古賀先生:うつ病になる人は、もともとまじめな性格で仕事を休めない、ストレスをためやすいという傾向があります。そのために生活のリズムが乱れ、睡眠に不調をきたすことが少なくありません。不眠はうつ病になる手前の最初のサインなのです。
しかし、本人は無理してしまうことが多く、さらに症状を悪化させてしまうことも。まわりの人が『最近、寝れていないようだ』と気づいてあげることが、とても重要です。

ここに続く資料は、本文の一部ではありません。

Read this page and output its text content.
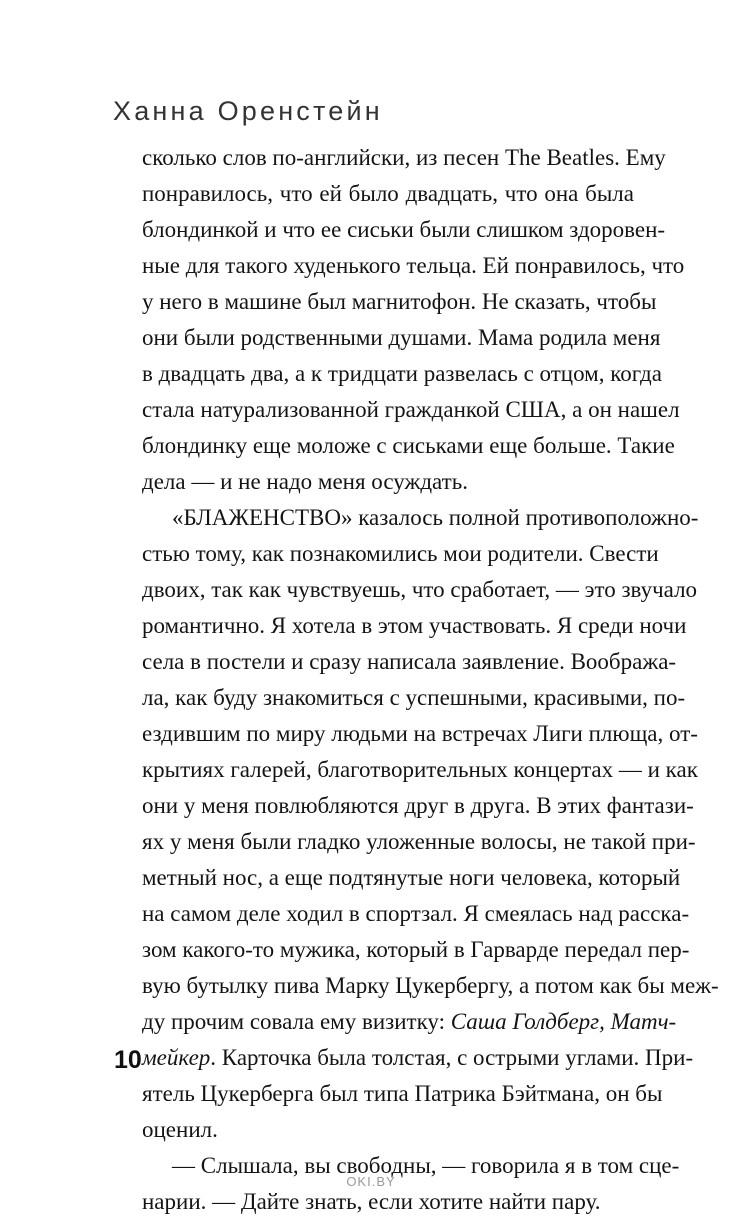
Ханна Оренстейн
сколько слов по-английски, из песен The Beatles. Ему
понравилось, что ей было двадцать, что она была
блондинкой и что ее сиськи были слишком здоровен-
ные для такого худенького тельца. Ей понравилось, что
у него в машине был магнитофон. Не сказать, чтобы
они были родственными душами. Мама родила меня
в двадцать два, а к тридцати развелась с отцом, когда
стала натурализованной гражданкой США, а он нашел
блондинку еще моложе с сиськами еще больше. Такие
дела — и не надо меня осуждать.
«БЛАЖЕНСТВО» казалось полной противоположно-
стью тому, как познакомились мои родители. Свести
двоих, так как чувствуешь, что сработает, — это звучало
романтично. Я хотела в этом участвовать. Я среди ночи
села в постели и сразу написала заявление. Вообража-
ла, как буду знакомиться с успешными, красивыми, по-
ездившим по миру людьми на встречах Лиги плюща, от-
крытиях галерей, благотворительных концертах — и как
они у меня повлюбляются друг в друга. В этих фантази-
ях у меня были гладко уложенные волосы, не такой при-
метный нос, а еще подтянутые ноги человека, который
на самом деле ходил в спортзал. Я смеялась над расска-
зом какого-то мужика, который в Гарварде передал пер-
вую бутылку пива Марку Цукербергу, а потом как бы меж-
ду прочим совала ему визитку: Саша Голдберг, Матч-
мейкер. Карточка была толстая, с острыми углами. При-
ятель Цукерберга был типа Патрика Бэйтмана, он бы
оценил.
— Слышала, вы свободны, — говорила я в том сце-
нарии. — Дайте знать, если хотите найти пару.

10

OKI.BY
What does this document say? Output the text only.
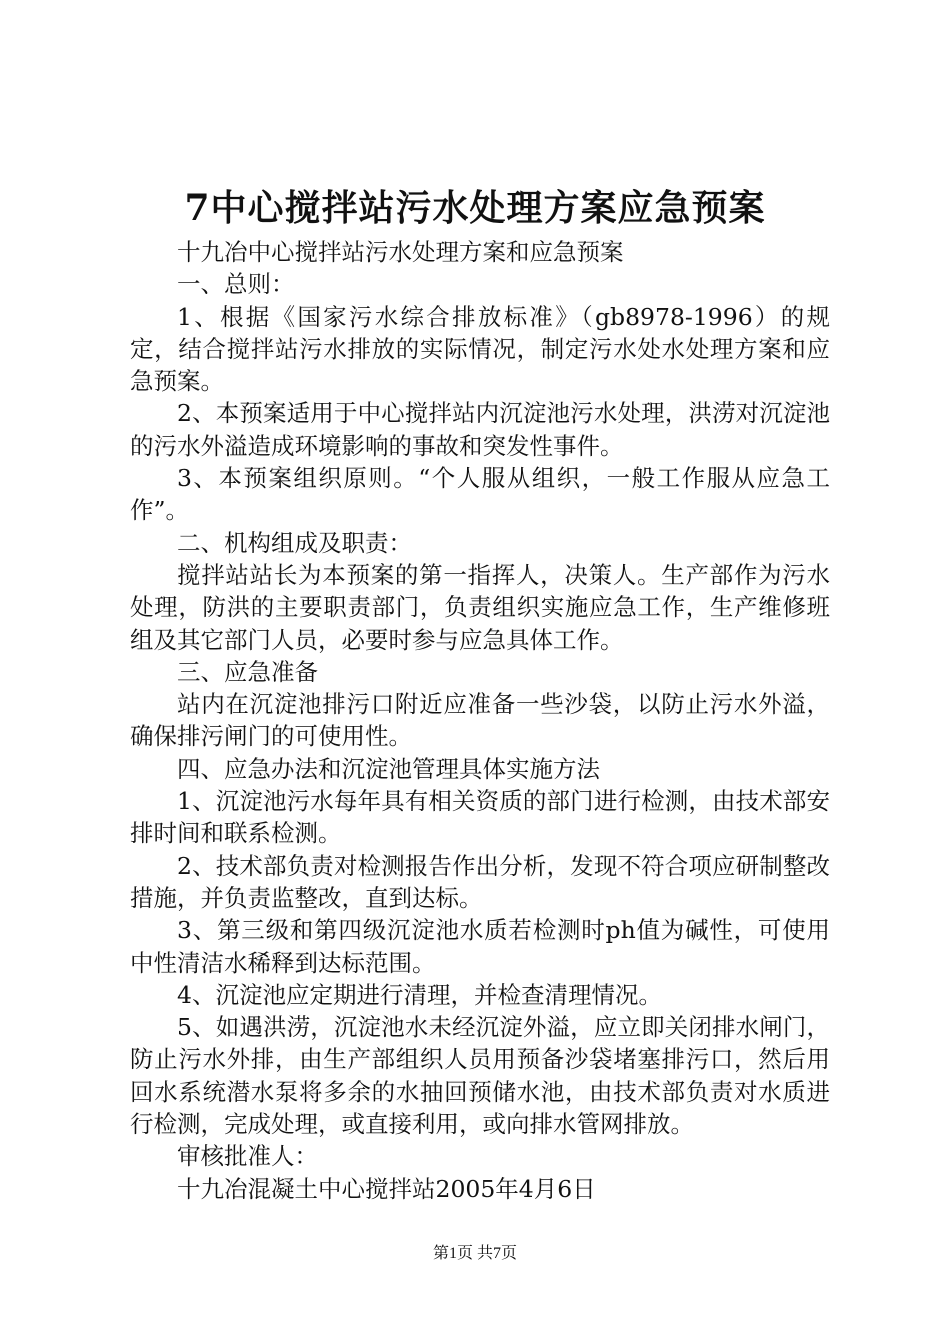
7中心搅拌站污水处理方案应急预案

十九冶中心搅拌站污水处理方案和应急预案

一、总则：

1、根据《国家污水综合排放标准》（gb8978-1996）的规定，结合搅拌站污水排放的实际情况，制定污水处水处理方案和应急预案。

2、本预案适用于中心搅拌站内沉淀池污水处理，洪涝对沉淀池的污水外溢造成环境影响的事故和突发性事件。

3、本预案组织原则。“个人服从组织，一般工作服从应急工作”。

二、机构组成及职责：

搅拌站站长为本预案的第一指挥人，决策人。生产部作为污水处理，防洪的主要职责部门，负责组织实施应急工作，生产维修班组及其它部门人员，必要时参与应急具体工作。

三、应急准备

站内在沉淀池排污口附近应准备一些沙袋，以防止污水外溢，确保排污闸门的可使用性。

四、应急办法和沉淀池管理具体实施方法

1、沉淀池污水每年具有相关资质的部门进行检测，由技术部安排时间和联系检测。

2、技术部负责对检测报告作出分析，发现不符合项应研制整改措施，并负责监整改，直到达标。

3、第三级和第四级沉淀池水质若检测时ph值为碱性，可使用中性清洁水稀释到达标范围。

4、沉淀池应定期进行清理，并检查清理情况。

5、如遇洪涝，沉淀池水未经沉淀外溢，应立即关闭排水闸门，防止污水外排，由生产部组织人员用预备沙袋堵塞排污口，然后用回水系统潜水泵将多余的水抽回预储水池，由技术部负责对水质进行检测，完成处理，或直接利用，或向排水管网排放。

审核批准人：

十九冶混凝土中心搅拌站2005年4月6日

第1页 共7页
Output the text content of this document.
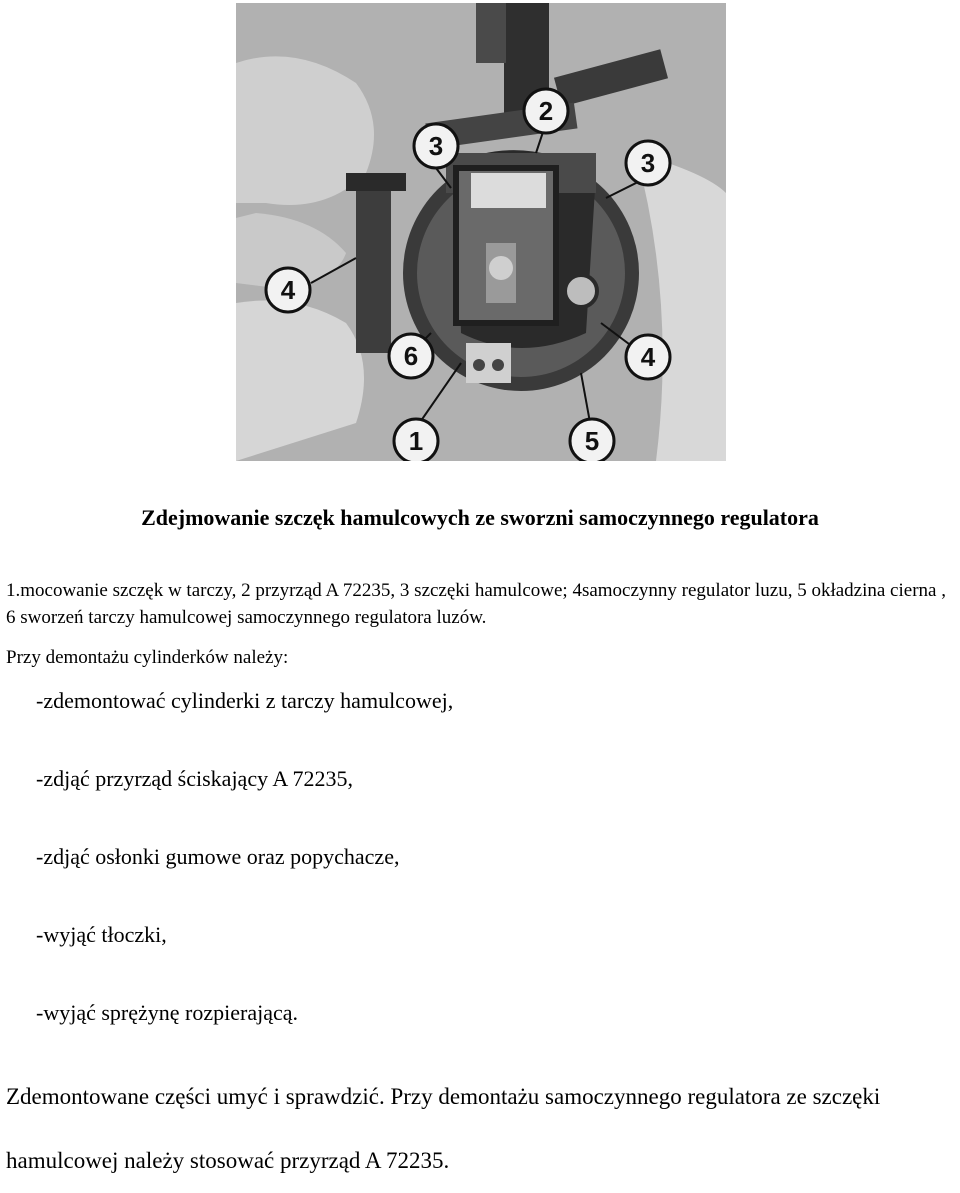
1
2
3
3
4
4
5
6
Zdejmowanie szczęk hamulcowych ze sworzni samoczynnego regulatora
1.mocowanie szczęk w tarczy, 2 przyrząd A 72235, 3 szczęki hamulcowe; 4samoczynny regulator luzu, 5 okładzina cierna , 6 sworzeń tarczy hamulcowej samoczynnego regulatora luzów.
Przy demontażu cylinderków należy:
-zdemontować cylinderki z tarczy hamulcowej,
-zdjąć przyrząd ściskający A 72235,
-zdjąć osłonki gumowe oraz popychacze,
-wyjąć tłoczki,
-wyjąć sprężynę rozpierającą.
Zdemontowane części umyć i sprawdzić. Przy demontażu samoczynnego regulatora ze szczęki hamulcowej należy stosować przyrząd A 72235.
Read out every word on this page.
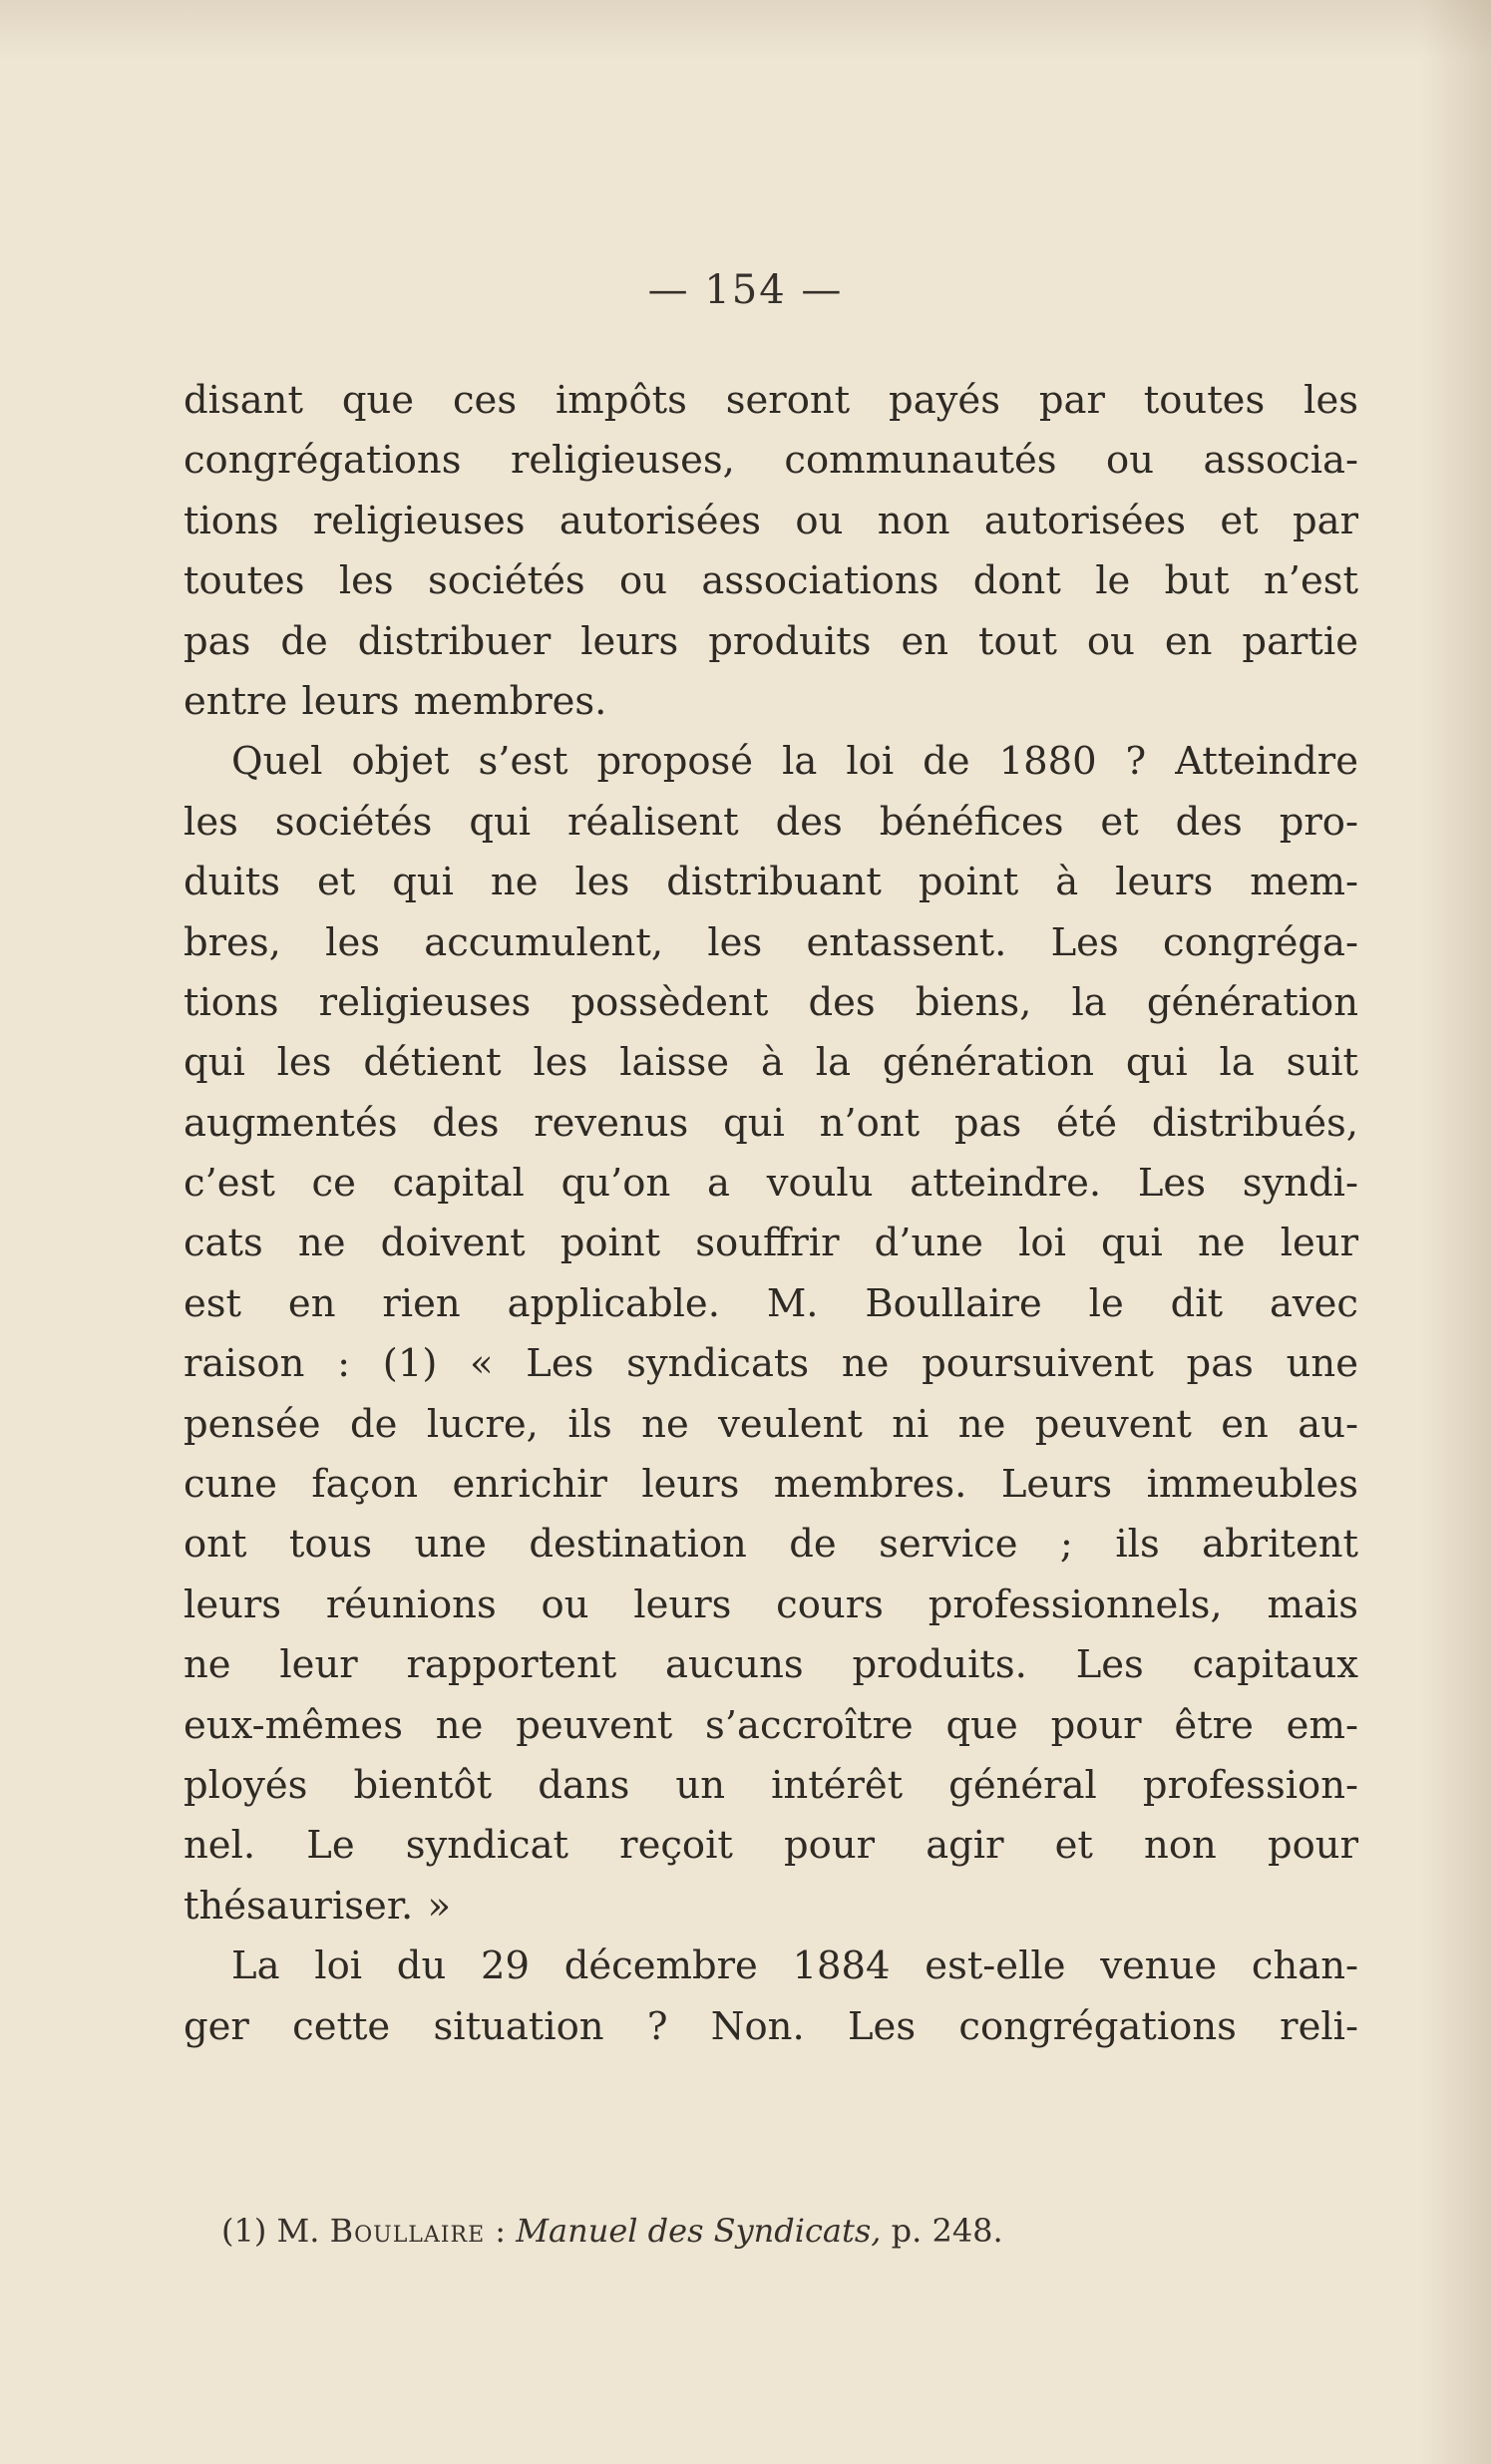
— 154 —
disant que ces impôts seront payés par toutes les
congrégations religieuses, communautés ou associa-
tions religieuses autorisées ou non autorisées et par
toutes les sociétés ou associations dont le but n’est
pas de distribuer leurs produits en tout ou en partie
entre leurs membres.
Quel objet s’est proposé la loi de 1880 ? Atteindre
les sociétés qui réalisent des bénéfices et des pro-
duits et qui ne les distribuant point à leurs mem-
bres, les accumulent, les entassent. Les congréga-
tions religieuses possèdent des biens, la génération
qui les détient les laisse à la génération qui la suit
augmentés des revenus qui n’ont pas été distribués,
c’est ce capital qu’on a voulu atteindre. Les syndi-
cats ne doivent point souffrir d’une loi qui ne leur
est en rien applicable. M. Boullaire le dit avec
raison : (1) « Les syndicats ne poursuivent pas une
pensée de lucre, ils ne veulent ni ne peuvent en au-
cune façon enrichir leurs membres. Leurs immeubles
ont tous une destination de service ; ils abritent
leurs réunions ou leurs cours professionnels, mais
ne leur rapportent aucuns produits. Les capitaux
eux-mêmes ne peuvent s’accroître que pour être em-
ployés bientôt dans un intérêt général profession-
nel. Le syndicat reçoit pour agir et non pour
thésauriser. »
La loi du 29 décembre 1884 est-elle venue chan-
ger cette situation ? Non. Les congrégations reli-
(1) M. Boullaire : Manuel des Syndicats, p. 248.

古賀先生:体のどこかが痛いとか、腫れたとか、わかる症状であればすぐに休みをとったり、対処したりすることができます。しかし、睡眠不足に関しては、『そのうち眠れるだろう』『少しくらい寝なくても問題ないだろう』と、無頓着になりがちです。
猫を見ていると1日の大半を寝て過ごしていますよね。動物は、本能的に睡眠が必要だとわかっているんです。人間は、文化や文明の発達のなかでたくさんのものを手に入れましたが、睡眠時間は減っていくばかり。いちばん大切な健康を失ってしまいました。「たかが睡眠」と思わずに、食事や運動と同じ生きるための基盤であることを忘れずに、大切にしたいですね。